Ce que recouvre vraiment la distinction vertical / horizontal

La distinction n’est pas nouvelle dans le monde du logiciel, mais elle prend un sens particulier dès qu’on parle d’agents IA. Un agent IA, c’est un programme capable de raisonner, de prendre des décisions et d’agir sur des systèmes externes pour atteindre un objectif. La question n’est donc pas seulement “que fait-il ?” mais “jusqu’où peut-il s’adapter à ce que vous lui demandez ?”

Un agent vertical est conçu pour un cas d’usage précis dans un secteur ou une fonction donnée : qualification de leads immobiliers, tri automatique de candidatures RH, relance de factures impayées. Il excelle dans ce périmètre. En dehors, il bute.

Un agent horizontal est construit sur une plateforme ou une infrastructure générique et personnalisable : il n’a pas de spécialisation native, mais on lui donne les outils, les données et les règles métier de votre organisation.

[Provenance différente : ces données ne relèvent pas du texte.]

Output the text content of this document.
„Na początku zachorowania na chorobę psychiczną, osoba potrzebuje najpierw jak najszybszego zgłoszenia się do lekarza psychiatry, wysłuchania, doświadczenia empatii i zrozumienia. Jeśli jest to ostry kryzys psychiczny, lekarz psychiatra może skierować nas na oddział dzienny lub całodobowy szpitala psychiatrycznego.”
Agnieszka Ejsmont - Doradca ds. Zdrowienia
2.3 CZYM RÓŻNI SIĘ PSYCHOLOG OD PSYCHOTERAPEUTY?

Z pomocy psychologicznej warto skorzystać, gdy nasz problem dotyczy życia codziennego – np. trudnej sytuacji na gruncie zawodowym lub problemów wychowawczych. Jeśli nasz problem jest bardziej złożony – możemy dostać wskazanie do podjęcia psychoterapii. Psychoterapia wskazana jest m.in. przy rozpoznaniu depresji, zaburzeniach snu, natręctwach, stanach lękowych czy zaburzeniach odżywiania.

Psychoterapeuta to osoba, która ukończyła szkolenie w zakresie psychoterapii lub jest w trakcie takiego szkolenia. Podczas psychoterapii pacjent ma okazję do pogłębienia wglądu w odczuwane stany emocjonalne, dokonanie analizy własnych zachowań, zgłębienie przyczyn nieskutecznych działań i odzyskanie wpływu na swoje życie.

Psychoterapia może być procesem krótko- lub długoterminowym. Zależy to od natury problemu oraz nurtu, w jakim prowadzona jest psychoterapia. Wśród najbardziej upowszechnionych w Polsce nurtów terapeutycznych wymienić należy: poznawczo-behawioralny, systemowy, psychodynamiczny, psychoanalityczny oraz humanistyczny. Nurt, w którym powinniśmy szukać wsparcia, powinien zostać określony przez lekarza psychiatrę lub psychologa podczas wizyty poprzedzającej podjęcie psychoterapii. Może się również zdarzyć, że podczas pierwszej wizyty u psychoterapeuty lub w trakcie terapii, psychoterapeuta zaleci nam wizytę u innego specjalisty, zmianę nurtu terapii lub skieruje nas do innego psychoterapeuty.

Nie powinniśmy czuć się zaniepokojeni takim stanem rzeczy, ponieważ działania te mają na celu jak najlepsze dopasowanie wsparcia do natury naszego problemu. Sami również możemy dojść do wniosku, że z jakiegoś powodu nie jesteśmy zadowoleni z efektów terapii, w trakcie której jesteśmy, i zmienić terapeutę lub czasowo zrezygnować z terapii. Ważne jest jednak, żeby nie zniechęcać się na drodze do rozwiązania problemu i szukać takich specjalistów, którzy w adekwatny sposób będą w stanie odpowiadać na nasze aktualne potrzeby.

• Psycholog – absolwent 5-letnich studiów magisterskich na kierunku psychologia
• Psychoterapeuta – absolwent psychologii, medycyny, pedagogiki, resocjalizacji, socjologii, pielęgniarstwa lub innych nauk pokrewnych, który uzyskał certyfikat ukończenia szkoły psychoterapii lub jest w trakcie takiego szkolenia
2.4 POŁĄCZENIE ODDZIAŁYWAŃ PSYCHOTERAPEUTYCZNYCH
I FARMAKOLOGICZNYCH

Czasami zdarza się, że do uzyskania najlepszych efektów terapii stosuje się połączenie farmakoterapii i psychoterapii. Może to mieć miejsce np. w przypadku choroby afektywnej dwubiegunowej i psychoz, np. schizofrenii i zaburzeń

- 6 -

Il devient progressivement “expert” de vos processus, pas de ceux d’un secteur en général.

Les deux modèles coexistent sur le marché. Aucun n’est universellement supérieur. Ce qui détermine le bon choix, c’est votre contexte.

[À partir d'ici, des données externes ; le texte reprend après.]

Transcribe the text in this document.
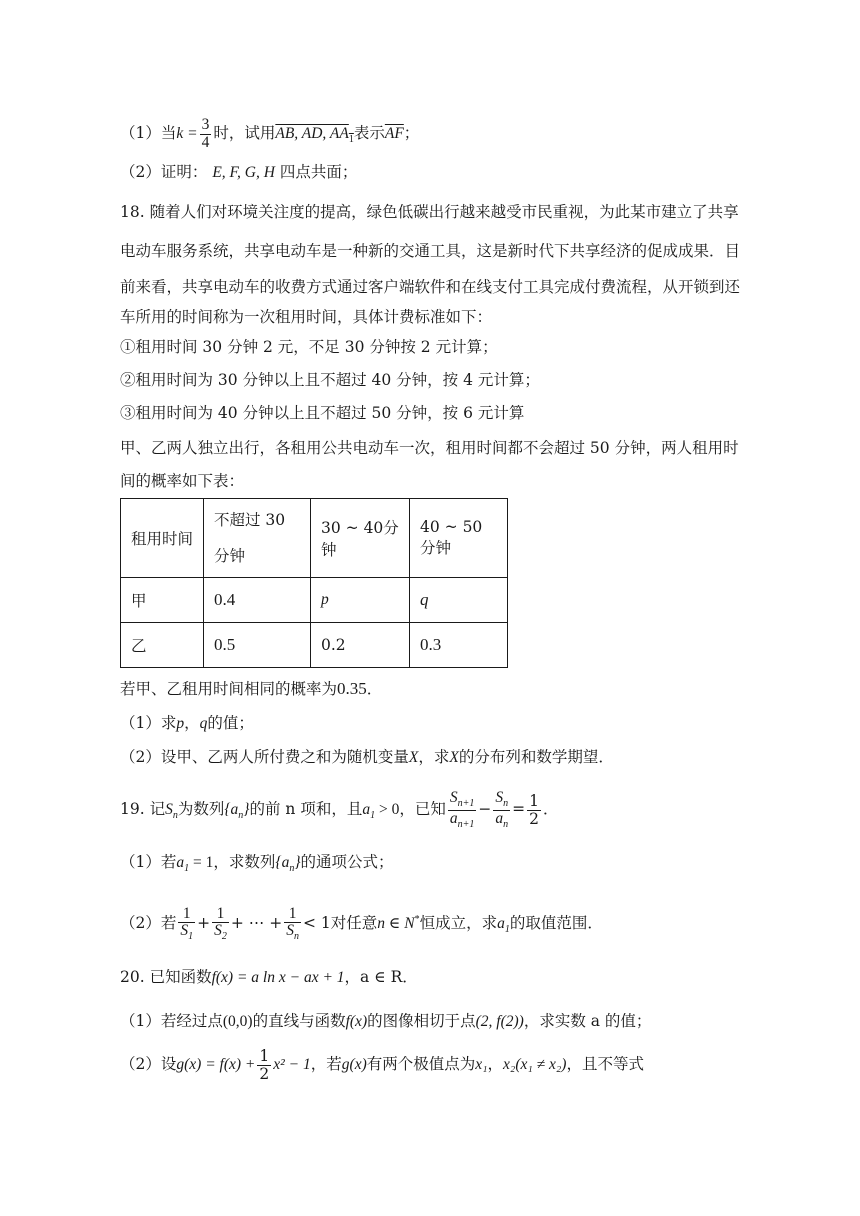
（1）当$k = \frac{3}{4}$ 时，试用AB, AD, $AA_1$表示$\overline{AF}$；
（2）证明： E, F, G, H 四点共面；
18. 随着人们对环境关注度的提高，绿色低碳出行越来越受市民重视，为此某市建立了共享
电动车服务系统，共享电动车是一种新的交通工具，这是新时代下共享经济的促成成果．目
前来看，共享电动车的收费方式通过客户端软件和在线支付工具完成付费流程，从开锁到还
车所用的时间称为一次租用时间，具体计费标准如下：
①租用时间 30 分钟 2 元，不足 30 分钟按 2 元计算；
②租用时间为 30 分钟以上且不超过 40 分钟，按 4 元计算；
③租用时间为 40 分钟以上且不超过 50 分钟，按 6 元计算
甲、乙两人独立出行，各租用公共电动车一次，租用时间都不会超过 50 分钟，两人租用时
间的概率如下表：
租用时间	不超过 30 分钟	30 ~ 40分钟	40 ~ 50分钟
甲	0.4	p	q
乙	0.5	0.2	0.3
若甲、乙租用时间相同的概率为0.35．
（1）求p，q的值；
（2）设甲、乙两人所付费之和为随机变量X，求X的分布列和数学期望．
19. 记$S_n$为数列$\{a_n\}$的前 n 项和，且$a_1 > 0$，已知 $\frac{S_{n+1}}{a_{n+1}} - \frac{S_n}{a_n} = \frac{1}{2}$ ．
（1）若$a_1 = 1$，求数列$\{a_n\}$的通项公式；
（2）若 $\frac{1}{S_1} + \frac{1}{S_2}$ + ⋯ + $\frac{1}{S_n} < 1$对任意n ∈ N*恒成立，求$a_1$的取值范围．
20. 已知函数f(x) = a ln x − ax + 1，a ∈ R．
（1）若经过点(0,0)的直线与函数f(x)的图像相切于点(2, f(2))，求实数 a 的值；
（2）设$g(x) = f(x) + \frac{1}{2} x^2 - 1$，若g(x)有两个极值点为x₁，x₂(x₁ ≠ x₂)，且不等式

Ce que les agents verticaux font bien — et leurs vraies limites

Pourquoi ils séduisent au départ

Un agent vertical se déploie vite. Pour un cabinet comptable qui veut automatiser la relance de pièces manquantes à ses clients, un outil sectoriel préconfiguré peut être opérationnel en quelques jours. Pas besoin d’une analyse de processus en profondeur, pas d’équipe technique, pas de développement.

Ils intègrent aussi une logique métier “générique” : les éditeurs spécialisés ont construit leurs produits en observant des dizaines ou centaines d’entreprises similaires. Ça accélère l’adoption pour des cas d’usage courants.

Le coût d’entrée est souvent faible : abonnement mensuel, pas d’investissement initial lourd. Pour un dirigeant qui teste l’IA pour la première fois, c’est une barrière basse.

Où ça coince

Le problème surgit dès que votre réalité diverge du cas d’usage prévu par l’éditeur — ce qui arrive systématiquement, parce que vos processus ne sont jamais exactement ceux de vos concurrents.

Une agence de recrutement qui a une méthode de qualification propre, des critères de scoring spécifiques et un CRM maison va rapidement buter sur les limites de paramétrisation d’un agent vertical. Elle peut l’utiliser à 60 % de sa valeur théorique, mais ne peut pas modifier le reste sans passer par l’éditeur, qui a ses propres priorités de roadmap.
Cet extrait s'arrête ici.